Aaron and Amanda Crabb “Mercy” Album Review
No seminary or Bible College prepares us to minister with
more pastoral sensitivity than the school of hard knocks. Suffering offers us a first-class tutelage
that affects us beyond the cognitive. By
God’s mercy, sufferings can often soften us to be more malleable towards God
and His Word; as a result, our entire being changes. We begin to exude affectibility towards God
and hurting that is more compassionate, loving and contagious. This is the impression one gets when
listening to Aaron and Amanda Crabb’s “Mercy.”
The Crabbs themselves have seen their own share of sufferings. On the night of the 2009 Dove Awards, while
Aaron and Amana Crabb were driving to the show, Amanda received a shocker of a
call from their nanny. Their 2 year-old
daughter Eva had just fallen off a 15-feet high two storey window; she had landed
on an air-conditioned unit below covered entirely in blood. When fellow artist
and friend Donnie McClurkin received the news, in the middle of the Dove Awards,
he even paused to pray for Eva and the Crabb Family.
After a tumultuous time of having to witness their two
year-old screaming in a bloody mess, Aaron and Amanda had to hold on to Eva so
that a proper CT scan could be administered.
By God’s grace, Eva not only did not suffer any broken bones or internal
injuries, she looked like she was just scarped herself falling on the sidewalk. Yet, the experience was monumental in the spiritual
formation of the couple’s lives. And
such an added heft of spiritual gravitas is heard right through these songs
especially the album opener “If I’m Guilty.”
Setting the theme of the record “If I’m Guilty” is a propulsive
country-flavored toe-tapper that finds Aaron basking in God’s unending
mercy. Mercy empties its emotional
quotient on Jeff Ferguson and Reggie Stone’s “God Loves the Broken.” The crackles in Amanda’s falsetto pack so
much punch that we can’t help but fight back our tears as she wrestles with us
in our desperation for God.
“Guide Me,” one of 6 songs written or co-written by the
Crabb couple, is a gorgeous piano cum strings ballad that has both the vintage
charm of a hymn and the contemporary nuances of a power ballad.
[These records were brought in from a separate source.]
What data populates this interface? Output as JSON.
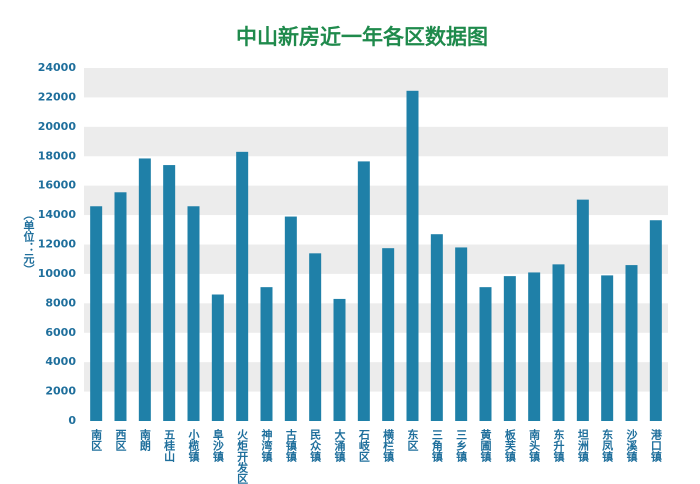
{
  "chart_data": {
    "type": "bar",
    "title": "中山新房近一年各区数据图",
    "y_label": "（单位：元）",
    "categories": [
      "南区",
      "西区",
      "南朗",
      "五桂山",
      "小榄镇",
      "阜沙镇",
      "火炬开发区",
      "神湾镇",
      "古镇镇",
      "民众镇",
      "大涌镇",
      "石岐区",
      "横栏镇",
      "东区",
      "三角镇",
      "三乡镇",
      "黄圃镇",
      "板芙镇",
      "南头镇",
      "东升镇",
      "坦洲镇",
      "东凤镇",
      "沙溪镇",
      "港口镇"
    ],
    "values": [
      14600,
      15550,
      17850,
      17400,
      14600,
      8600,
      18300,
      9100,
      13900,
      11400,
      8300,
      17650,
      11750,
      22450,
      12700,
      11800,
      9100,
      9850,
      10100,
      10650,
      15050,
      9900,
      10600,
      13650
    ],
    "color": "#1f80a8",
    "ylim": [
      0,
      24000
    ],
    "yticks": [
      0,
      2000,
      4000,
      6000,
      8000,
      10000,
      12000,
      14000,
      16000,
      18000,
      20000,
      22000,
      24000
    ],
    "grid": true
  }
}
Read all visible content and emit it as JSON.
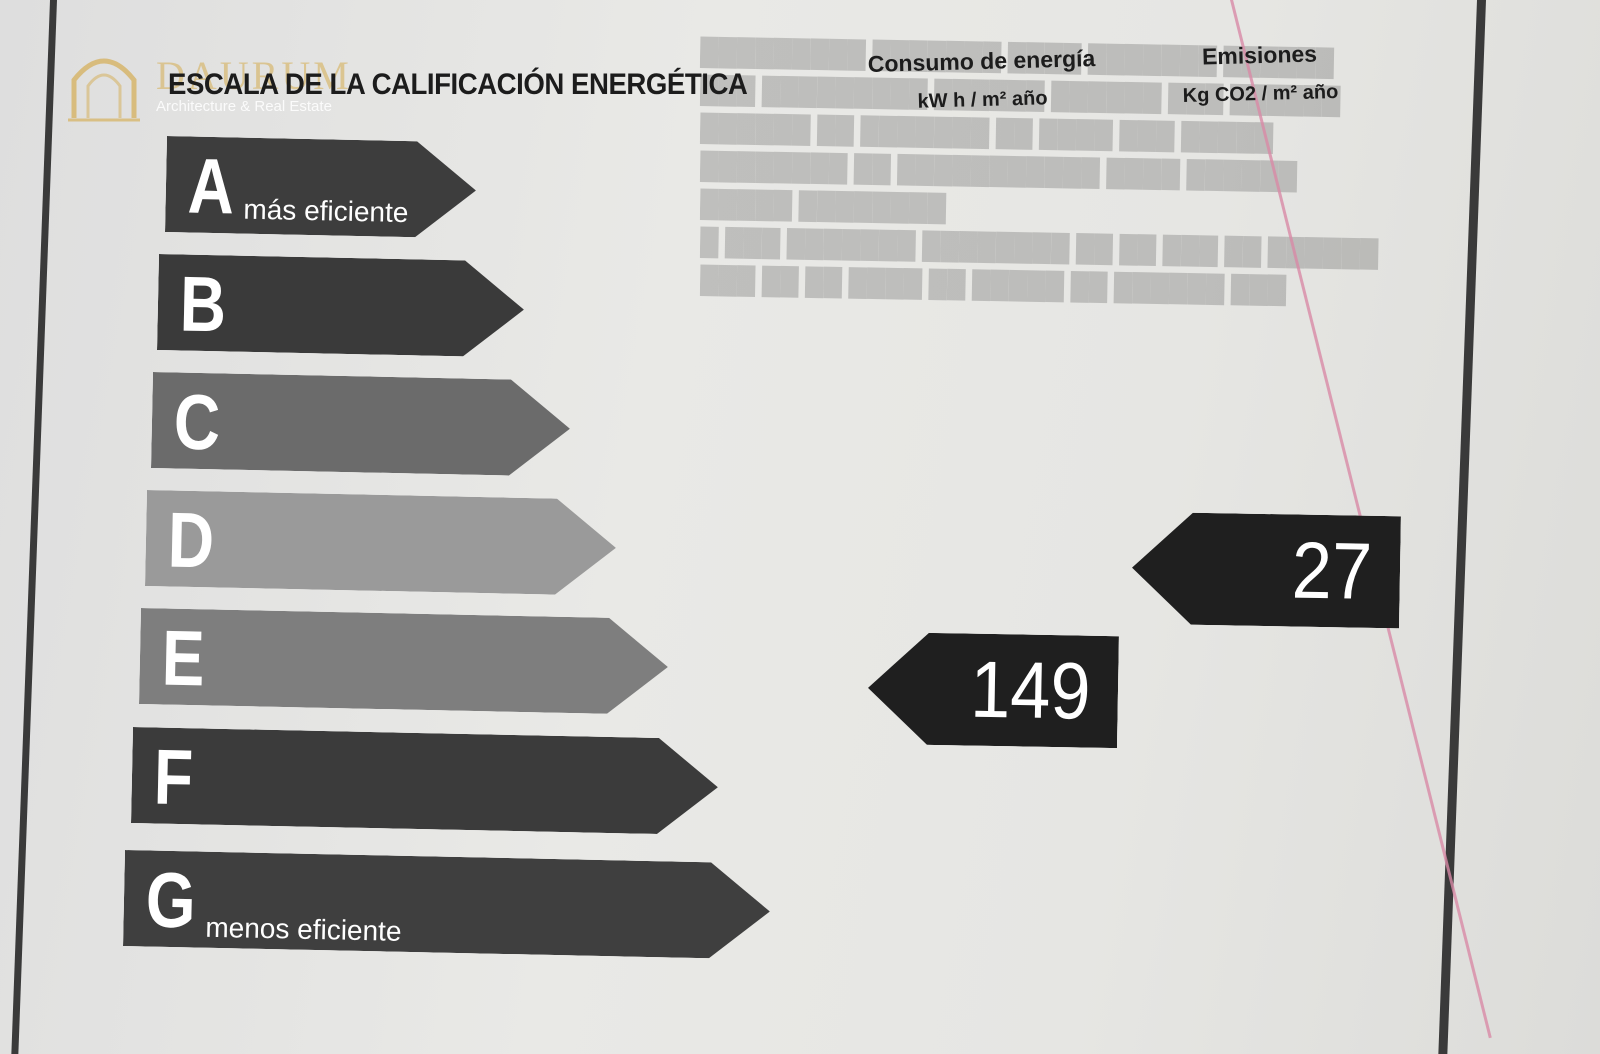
{
  "logo": {
    "name": "DAURUM",
    "tagline": "Architecture & Real Estate"
  },
  "scale_title": "ESCALA DE LA CALIFICACIÓN ENERGÉTICA",
  "columns": {
    "energy": {
      "title": "Consumo de energía",
      "unit": "kW h / m² año"
    },
    "emissions": {
      "title": "Emisiones",
      "unit": "Kg CO2 / m²  año"
    }
  },
  "bars": [
    {
      "letter": "A",
      "sub": "más eficiente"
    },
    {
      "letter": "B",
      "sub": ""
    },
    {
      "letter": "C",
      "sub": ""
    },
    {
      "letter": "D",
      "sub": ""
    },
    {
      "letter": "E",
      "sub": ""
    },
    {
      "letter": "F",
      "sub": ""
    },
    {
      "letter": "G",
      "sub": "menos eficiente"
    }
  ],
  "ratings": {
    "energy_value": "149",
    "emissions_value": "27"
  },
  "colors": {
    "bar_dark": "#3d3d3d",
    "bar_light": "#9a9a9a",
    "indicator": "#1f1f1f",
    "logo_gold": "#d6b05c"
  }
}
Being worship
leaders at John Hagee’s San Antonia’s Cornerstone Church, the Crabb allow us to
see them in action with the worship anthem “Holy.” Though “Holy” is not really earth shattering,
it’s good to see them stepping out of their bounds to tackle something
different. But remember to schlep an
umbrella when the Crabbs step into the shoes of the prophet Elijah in calling
for rain in the midst of a drought on the Gospel infused “It’s Gonna Rain.” This
is indeed a mountain-moving song at its best.
Never parochial, producers Ben Isaacs and Aaron Crabb have even serviced
“I’m Learning,” a paean to self improvement and betterment, to contemporary
country radio.Inspired by their trip to Israel where after Amanda prayed for inspiration at the Western Wall, “Take Him to the Place” was born. Never relegating the Cross and the resurrection of Jesus as a mere event in history, “Take Him to the Place” is a beautiful illustration of how Christ can still transform the dead things in our lives back to life. “Mercy” in many ways is like Aaron and Amanda Crabb’s own diary set to music. In the light of what they had been through over the last few years, you can hear their struggles, their season of drought and their own frustrations. But on this record, you will also witness how they have overcome with God’s mercy, God’s provision of rain and how through the resurrection of Christ brings dead things back to life.